Older clients don’t need to itemize to get this charitable tax break
Clients who are used to enjoying a tax cut because of their charitable giving may require a little extra assistance this year when it comes to planning their donations.
The new GOP Tax Cut and Jobs Act is in full effect, which means that though clients’ tax rates could drop, because of expanded tax brackets and higher standard deductions, the tax breaks to which they are accustomed may no longer be applicable.
To claim a deduction for charitable giving, a client must itemize his or her taxes. But with the standard deduction jumping from $6,350 for singles and $12,700 for married couples filing jointly in 2017 to $12,000 for singles and $24,000 for married couples, many clients may find that it doesn’t make sense to itemize anymore, and they may simply forgo the deduction from their philanthropic efforts.
“The impact of itemized deductions has been limited, and we will see fewer people itemize,” says Robert Westley, a CPA and member of the American Institute of Certified Public Accountants’ personal financial specialist credential committee.
“This means advisors need to help clients plan better,” says Westley, who is also a second vice president and financial planner at Northern Trust in New York.
But older clients can use a clever workaround that allows them to take the standard deduction and still get a tax break for their giving, he says.
Those over age 70 1/2 who have a traditional individual retirement account must take required minimum distributions from their account each year. They don’t, however, have to withdraw that money and put it into their own savings.
Instead, they can direct that RMD amount to a charity.

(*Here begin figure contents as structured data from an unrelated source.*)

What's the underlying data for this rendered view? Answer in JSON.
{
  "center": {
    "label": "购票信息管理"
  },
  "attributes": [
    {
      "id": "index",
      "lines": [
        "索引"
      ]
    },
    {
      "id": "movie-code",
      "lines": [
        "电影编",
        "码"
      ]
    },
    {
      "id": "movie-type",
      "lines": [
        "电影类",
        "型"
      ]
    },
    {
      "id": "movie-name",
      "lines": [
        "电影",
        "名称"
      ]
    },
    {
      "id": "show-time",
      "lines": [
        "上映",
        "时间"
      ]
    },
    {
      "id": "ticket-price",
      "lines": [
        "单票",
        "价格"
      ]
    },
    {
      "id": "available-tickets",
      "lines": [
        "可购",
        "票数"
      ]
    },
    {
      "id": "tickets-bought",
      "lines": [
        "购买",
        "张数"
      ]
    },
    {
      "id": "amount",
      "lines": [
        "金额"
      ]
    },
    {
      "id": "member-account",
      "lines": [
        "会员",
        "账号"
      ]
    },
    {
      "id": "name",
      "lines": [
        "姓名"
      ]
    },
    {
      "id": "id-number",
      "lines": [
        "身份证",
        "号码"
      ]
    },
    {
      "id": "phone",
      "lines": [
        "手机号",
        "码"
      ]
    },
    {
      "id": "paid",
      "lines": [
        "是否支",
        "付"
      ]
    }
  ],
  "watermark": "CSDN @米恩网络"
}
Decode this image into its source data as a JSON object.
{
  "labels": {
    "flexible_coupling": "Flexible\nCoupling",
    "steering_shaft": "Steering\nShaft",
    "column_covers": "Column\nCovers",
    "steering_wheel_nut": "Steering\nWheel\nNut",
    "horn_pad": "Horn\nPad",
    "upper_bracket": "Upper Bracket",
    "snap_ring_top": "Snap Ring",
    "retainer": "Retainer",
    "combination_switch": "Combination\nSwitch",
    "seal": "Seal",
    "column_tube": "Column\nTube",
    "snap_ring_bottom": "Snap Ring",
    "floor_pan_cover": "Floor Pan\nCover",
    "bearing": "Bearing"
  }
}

By making a qualified charitable distribution from their IRA account, clients can satisfy their RMD requirements and lower their tax liability.
Clients can donate up to $100,000 each year from their IRA directly to a qualified 501(c)(3) charity. They can’t direct the funds to a donor-advised fund or private foundation and reap the same tax savings.
The same goes if they withdraw the funds into their own bank account and then donate it. It will simply be treated as a standard donation, and the client will need to itemize to receive a tax discount.
Of course, clients can’t double dip either and count a QCD as a charitable deduction.
Donating through QCDs reduces the taxable amount of a client’s IRA distribution, because they won’t owe on any donated funds.
The QCDs will lower both adjusted gross income and taxable income, which could be crucial if a client’s RMD would push them into a higher tax bracket or if the additional income would increase their Social Security taxation, raise Medicare premiums or reduce eligibility for certain tax credits and deductions, Westley says.
“Giving away RMDs is a no-brainer for just about every client,” says Juan Ros, a CFP and vice president of Lamia Financial Group in Thousand Oaks, California.
Generally, clients can only make QCDs from an IRA, but those with SEP or SIMPLE IRAs can take advantage, too, if those plans are inactive, Westley says.
Clients taking RMDs from a 401(k) account could take advantage of this tax move as well, but they must first roll the 401(k) account into an IRA.
Clients must speak to their IRA custodian about making any QCD and inform them of which nonprofit they would like to gift before taking an RMD. Those automatically taking RMDs may want to opt of that system, so that they direct a portion or all of that RMD to become a QCD instead.
Finally, remind clients to inform their CPA or tax preparer about their QCD, because IRA custodians are not required to identify the transaction as such on the annual 1099-R form, and it could be reported as a usual RMD.